From Bugzilla Helper: User-Agent: Mozilla/5.0 (X11; U; Linux i686; en-US; rv:1.7.7) Gecko/20050417 Fedora/1.7.7-1.3.1 Description of problem: In rgmanager checked out from the RHEL4 branch, A Service's children are not stopped in the stop order specified in the service.sh meta-data section. They are actually stopped in the order of the start property, rather than the stop property. It occures this way in both clurgmgrd, and rg_test. Relevant parts of cluster config file: __BEGIN__ <resources> <service name="postgresql"/> <group name="postgresql" domain="mainfailover"/> <ip address="172.19.30.204" monitor_link="yes"/> <fs fstype="ext3" name="Postgresql Drive" mountpoint="/var/lib/pgsql" device="/dev/SharedGroup00/PostgresVol00" o ptions="noatime,acl"/> <script name="Postgresql Service" file="/etc/init.d/postgresql"/> </resources> <service ref="postgresql"> <group name="postgresql"/> <ip ref="172.19.30.204"/> <script ref="Postgresql Service"/> <fs ref="Postgresql Drive"/> </service> __END__ Version-Release number of selected component (if applicable): How reproducible: Always Steps to Reproduce: 1. Configure a cluster service with a service, and a filesystem that is used by the service 2. Start the service with clusvcadm -e <service> 3. attempt to stop the service with clusvcadm -s <service> Actual Results: The services failed to stop, and the service went into failed, and a manual stop was required. checking /var/log/messages will show that it tried to stop the filesystem before stopping the service. Expected Results: The service is stopped, then the filesystem is stopped. Cluster resources in the stopped state. Additional info: This patch fixed it for me, it may not take every stop situation into account. But does cause resource moves to work correctly, as well as clusvcadm -s requests to not require manual intervention. Index: restree.c =================================================================== RCS file: /cvs/cluster/cluster/rgmanager/src/daemons/restree.c,v retrieving revision 1.10.2.3 diff -u -r1.10.2.3 restree.c --- restree.c 5 May 2005 20:41:08 -0000 1.10.2.3 +++ restree.c 9 May 2005 19:37:42 -0000 @@ -675,7 +675,11 @@ for (x = 0; rule->rr_childtypes && rule->rr_childtypes[x].rc_name; x++) { - lev = rule->rr_childtypes[x].rc_startlevel; + if(op == RS_STOP) + lev = rule->rr_childtypes[x].rc_stoplevel; + else + lev = rule->rr_childtypes[x].rc_startlevel; + if (!lev || lev != l) continue;
That patch is correct.
Patches in head and RHEL4 branch
BTW, you'll generally want "clusvcadm -d" rather than "clusvcadm -s". Stopping is temporary; services in the "stopped" state are evaluated by rgmanager after cluster membership changes to see if they should be started. A stopped service will be started again; a disabled service won't. (Just FYI)

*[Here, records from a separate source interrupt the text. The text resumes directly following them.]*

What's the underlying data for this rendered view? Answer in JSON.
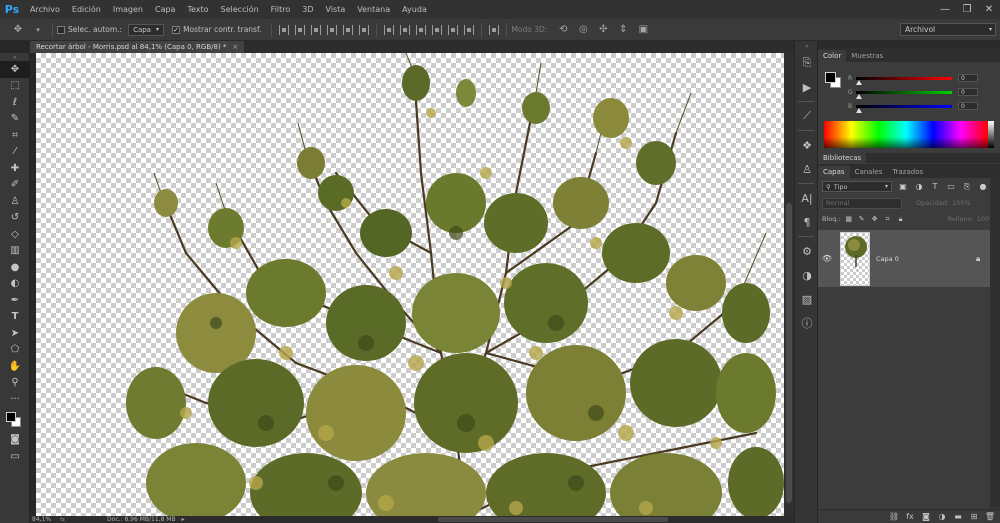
{
  "app": {
    "logo": "Ps",
    "menu": [
      "Archivo",
      "Edición",
      "Imagen",
      "Capa",
      "Texto",
      "Selección",
      "Filtro",
      "3D",
      "Vista",
      "Ventana",
      "Ayuda"
    ]
  },
  "window_controls": [
    "—",
    "❐",
    "✕"
  ],
  "options_bar": {
    "auto_select_label": "Selec. autom.:",
    "auto_select_checked": false,
    "layer_select_value": "Capa",
    "show_transform_label": "Mostrar contr. transf.",
    "show_transform_checked": true,
    "mode_3d_label": "Modo 3D:",
    "workspace_value": "Archivol"
  },
  "document": {
    "tab_title": "Recortar árbol - Morris.psd al 84,1% (Capa 0, RGB/8) *",
    "zoom": "84,1%",
    "doc_size": "Doc.: 8,96 MB/11,8 MB"
  },
  "tools": [
    "move-tool",
    "marquee-tool",
    "lasso-tool",
    "quick-select-tool",
    "crop-tool",
    "eyedropper-tool",
    "healing-brush-tool",
    "brush-tool",
    "clone-stamp-tool",
    "history-brush-tool",
    "eraser-tool",
    "gradient-tool",
    "blur-tool",
    "dodge-tool",
    "pen-tool",
    "type-tool",
    "path-select-tool",
    "shape-tool",
    "hand-tool",
    "zoom-tool"
  ],
  "colors": {
    "foreground": "#000000",
    "background": "#ffffff",
    "accent": "#31a8ff"
  },
  "color_panel": {
    "tabs": [
      "Color",
      "Muestras"
    ],
    "active_tab": "Color",
    "sliders": [
      {
        "label": "R",
        "value": "0"
      },
      {
        "label": "G",
        "value": "0"
      },
      {
        "label": "B",
        "value": "0"
      }
    ]
  },
  "libraries_panel": {
    "tabs": [
      "Bibliotecas"
    ]
  },
  "layers_panel": {
    "tabs": [
      "Capas",
      "Canales",
      "Trazados"
    ],
    "active_tab": "Capas",
    "filter_kind": "Tipo",
    "blend_mode": "Normal",
    "opacity_label": "Opacidad:",
    "opacity_value": "100%",
    "lock_label": "Bloq.:",
    "fill_label": "Relleno:",
    "fill_value": "100%",
    "layers": [
      {
        "name": "Capa 0",
        "visible": true,
        "locked": false
      }
    ]
  }
}
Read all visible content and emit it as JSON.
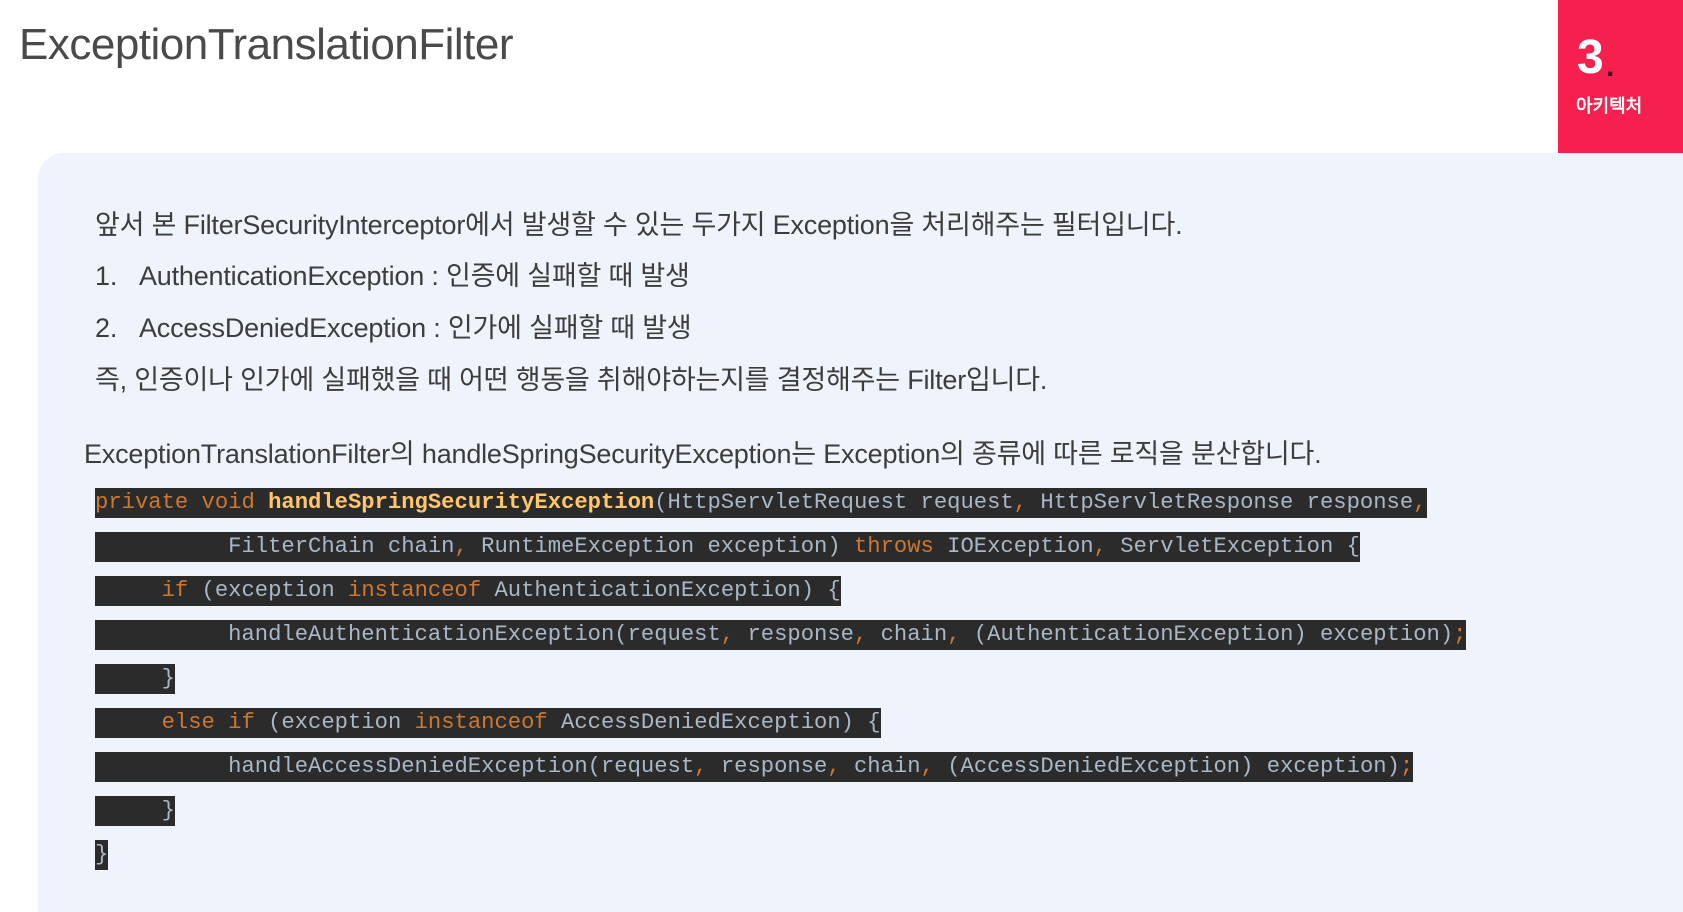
{
  "slide": {
    "title": "ExceptionTranslationFilter",
    "section_number": "3",
    "section_dot": ".",
    "section_label": "아키텍처"
  },
  "content": {
    "intro": "앞서 본 FilterSecurityInterceptor에서 발생할 수 있는 두가지 Exception을 처리해주는 필터입니다.",
    "items": [
      {
        "number": "1.",
        "text": "AuthenticationException : 인증에 실패할 때 발생"
      },
      {
        "number": "2.",
        "text": "AccessDeniedException : 인가에 실패할 때 발생"
      }
    ],
    "summary": "즉, 인증이나 인가에 실패했을 때 어떤 행동을 취해야하는지를 결정해주는 Filter입니다.",
    "code_intro": "ExceptionTranslationFilter의 handleSpringSecurityException는 Exception의 종류에 따른 로직을 분산합니다."
  },
  "code": {
    "lines": [
      [
        [
          "k",
          "private void "
        ],
        [
          "m",
          "handleSpringSecurityException"
        ],
        [
          "t",
          "(HttpServletRequest request"
        ],
        [
          "p",
          ", "
        ],
        [
          "t",
          "HttpServletResponse response"
        ],
        [
          "p",
          ","
        ]
      ],
      [
        [
          "t",
          "          FilterChain chain"
        ],
        [
          "p",
          ", "
        ],
        [
          "t",
          "RuntimeException exception) "
        ],
        [
          "k",
          "throws "
        ],
        [
          "t",
          "IOException"
        ],
        [
          "p",
          ", "
        ],
        [
          "t",
          "ServletException {"
        ]
      ],
      [
        [
          "t",
          "     "
        ],
        [
          "k",
          "if "
        ],
        [
          "t",
          "(exception "
        ],
        [
          "k",
          "instanceof "
        ],
        [
          "t",
          "AuthenticationException) {"
        ]
      ],
      [
        [
          "t",
          "          handleAuthenticationException(request"
        ],
        [
          "p",
          ", "
        ],
        [
          "t",
          "response"
        ],
        [
          "p",
          ", "
        ],
        [
          "t",
          "chain"
        ],
        [
          "p",
          ", "
        ],
        [
          "t",
          "(AuthenticationException) exception)"
        ],
        [
          "p",
          ";"
        ]
      ],
      [
        [
          "t",
          "     }"
        ]
      ],
      [
        [
          "t",
          "     "
        ],
        [
          "k",
          "else if "
        ],
        [
          "t",
          "(exception "
        ],
        [
          "k",
          "instanceof "
        ],
        [
          "t",
          "AccessDeniedException) {"
        ]
      ],
      [
        [
          "t",
          "          handleAccessDeniedException(request"
        ],
        [
          "p",
          ", "
        ],
        [
          "t",
          "response"
        ],
        [
          "p",
          ", "
        ],
        [
          "t",
          "chain"
        ],
        [
          "p",
          ", "
        ],
        [
          "t",
          "(AccessDeniedException) exception)"
        ],
        [
          "p",
          ";"
        ]
      ],
      [
        [
          "t",
          "     }"
        ]
      ],
      [
        [
          "t",
          "}"
        ]
      ]
    ]
  }
}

Good to know. I've synced my local copy with the patches you put in CVS, since I missed the second place that it reads the start/stop ordering. Also, while trying to configure my cluster I noticed a few cluster.conf examples in the source tree that are out of date. Would you rather patches go to you, bugzilla or the linux-cluster mailing list?
For the example stuff, linux-cluster and CC me.